Perfecting being a poser
When I started my photography business I didn’t really feel confident posing people. I started photography doing street photography and watching things unfold naturally rather than constructing planned images. I moved onto taking portraits; families, children, babies, couples, singles ... anyone who wanted photographs and was happy to pay me for taking them.
To begin with, I would give people a scenario to pose them in order to recreate the image I envisaged in my head.
“Pretend you are sat down on the floor, relaxed, watching tv.”
Or “Stand as if you are waiting for a bus.”
This worked most of the time... sometimes... rarely. More often than not, the resulting pose wouldn’t match the vision I had. Not so surprising since I gave them minimal direction to work with. After all, there’s more than one way to sit down watching tv and more than one way to stand waiting for a bus.
I soon learned I had to provide clear, concise directions if I wanted to create the poses I was after. This isn’t all that easy, or at least it wasn’t for me - maybe I’m just bad at expressing myself clearly! I would try to describe what I wanted the client to do and they would look at me slightly confused before awkwardly getting into a pose and asking, “What like this?”
Not to mention the younger children who didn’t know their left from their right… I didn’t stand a chance with those clients!
I realised that if I wanted those poses in my head to come to life in my studio, the ones I saw other photographers produce, then I had to show my clients how to do them; not just through words but through demonstration.

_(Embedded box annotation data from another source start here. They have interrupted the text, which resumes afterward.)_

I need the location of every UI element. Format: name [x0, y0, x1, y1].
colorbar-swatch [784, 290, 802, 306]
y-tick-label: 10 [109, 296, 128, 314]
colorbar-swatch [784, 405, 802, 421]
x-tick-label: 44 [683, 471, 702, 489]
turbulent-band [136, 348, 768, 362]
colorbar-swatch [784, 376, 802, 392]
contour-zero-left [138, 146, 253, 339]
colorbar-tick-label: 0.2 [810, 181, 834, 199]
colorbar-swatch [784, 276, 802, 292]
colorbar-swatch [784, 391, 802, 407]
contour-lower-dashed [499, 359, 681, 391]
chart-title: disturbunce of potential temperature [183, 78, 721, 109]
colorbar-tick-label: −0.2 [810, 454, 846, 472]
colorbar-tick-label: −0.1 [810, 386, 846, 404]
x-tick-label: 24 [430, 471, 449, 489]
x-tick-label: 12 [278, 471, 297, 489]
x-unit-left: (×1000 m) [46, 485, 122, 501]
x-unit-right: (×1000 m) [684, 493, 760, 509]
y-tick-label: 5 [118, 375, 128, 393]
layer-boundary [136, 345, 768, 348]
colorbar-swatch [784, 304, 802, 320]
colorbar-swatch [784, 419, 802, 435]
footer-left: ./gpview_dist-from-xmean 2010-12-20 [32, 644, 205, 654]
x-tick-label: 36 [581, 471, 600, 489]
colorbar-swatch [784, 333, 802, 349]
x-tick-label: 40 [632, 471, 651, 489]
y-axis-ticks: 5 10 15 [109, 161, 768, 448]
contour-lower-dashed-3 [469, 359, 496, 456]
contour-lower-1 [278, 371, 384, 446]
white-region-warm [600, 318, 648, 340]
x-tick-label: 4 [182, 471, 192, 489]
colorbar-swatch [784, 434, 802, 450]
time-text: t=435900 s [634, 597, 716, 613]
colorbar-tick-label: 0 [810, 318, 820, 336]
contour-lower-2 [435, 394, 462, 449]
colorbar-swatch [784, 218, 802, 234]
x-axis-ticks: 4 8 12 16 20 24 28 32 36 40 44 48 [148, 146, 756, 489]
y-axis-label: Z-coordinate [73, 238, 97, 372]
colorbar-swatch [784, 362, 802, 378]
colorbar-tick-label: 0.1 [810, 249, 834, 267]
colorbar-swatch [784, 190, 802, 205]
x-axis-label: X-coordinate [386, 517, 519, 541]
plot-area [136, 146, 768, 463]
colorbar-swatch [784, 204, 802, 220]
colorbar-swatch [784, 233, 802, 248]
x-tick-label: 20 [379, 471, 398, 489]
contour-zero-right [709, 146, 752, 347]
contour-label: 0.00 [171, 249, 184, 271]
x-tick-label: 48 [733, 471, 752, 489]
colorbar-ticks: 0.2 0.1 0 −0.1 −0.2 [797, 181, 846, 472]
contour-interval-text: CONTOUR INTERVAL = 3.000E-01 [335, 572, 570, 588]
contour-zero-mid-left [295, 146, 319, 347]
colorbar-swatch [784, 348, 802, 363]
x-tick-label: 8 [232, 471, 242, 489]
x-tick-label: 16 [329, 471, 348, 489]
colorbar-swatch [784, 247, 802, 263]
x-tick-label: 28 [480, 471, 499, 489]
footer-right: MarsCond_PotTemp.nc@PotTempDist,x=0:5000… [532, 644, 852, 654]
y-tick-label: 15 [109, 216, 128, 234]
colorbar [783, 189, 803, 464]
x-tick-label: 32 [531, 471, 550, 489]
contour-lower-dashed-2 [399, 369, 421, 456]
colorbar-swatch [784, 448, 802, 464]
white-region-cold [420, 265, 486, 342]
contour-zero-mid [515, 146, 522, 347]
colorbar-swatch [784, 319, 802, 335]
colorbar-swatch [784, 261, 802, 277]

This was very hard for me to accept. I am not comfortable in front of the camera at all. In fact at my wedding I insisted on having only natural, candid photographs being taken by the photographer. I am naturally an awkward poser; I tense up, my shoulders rise and my smile looks forced - not the kind of photographs I wanted to remember our special day.
The thought of posing in front of clients who I didn’t know was daunting. The normal, “What will they think of me?” “I’ll feel stupid.” “I’ll LOOK stupid.” flooded my thoughts. However, I had to do something as my existing method was not producing results I was happy with. At best they looked awkward, at worst they looked untidy and unintentional.
I began practising posing in front of the mirror. Did I feel silly? Yes! Ridiculous! BUT I began to really know what it felt like to get into the poses I wanted to create with my clients. For instance, I felt that it’s actually quite uncomfortable to push my hip out to create that accentuated curve from my waist to my hip. So when working with my clients I would be sensitive to this and I wouldn’t keep them in that pose for too long.
I could also see from my reflection that even if I FELT I was tilting my head just a little… it could look too much and over-posed. Similarly, I only had to introduce a very soft bend in my knee to create a more relaxed pose. This helped me to direct clients with far greater accuracy.
I soon gained enough confidence to demonstrate poses in front of my clients enabling them to mirror my poses step by step. I found that my confidence to pose in front of my clients resulted in their increased confidence to pose in front of me!
It turns out, people have better things to concern themselves with than to waste their time judging me and if, on the off chance, they do think unkind thoughts about me… I will probably never know! Ignorance really is bliss!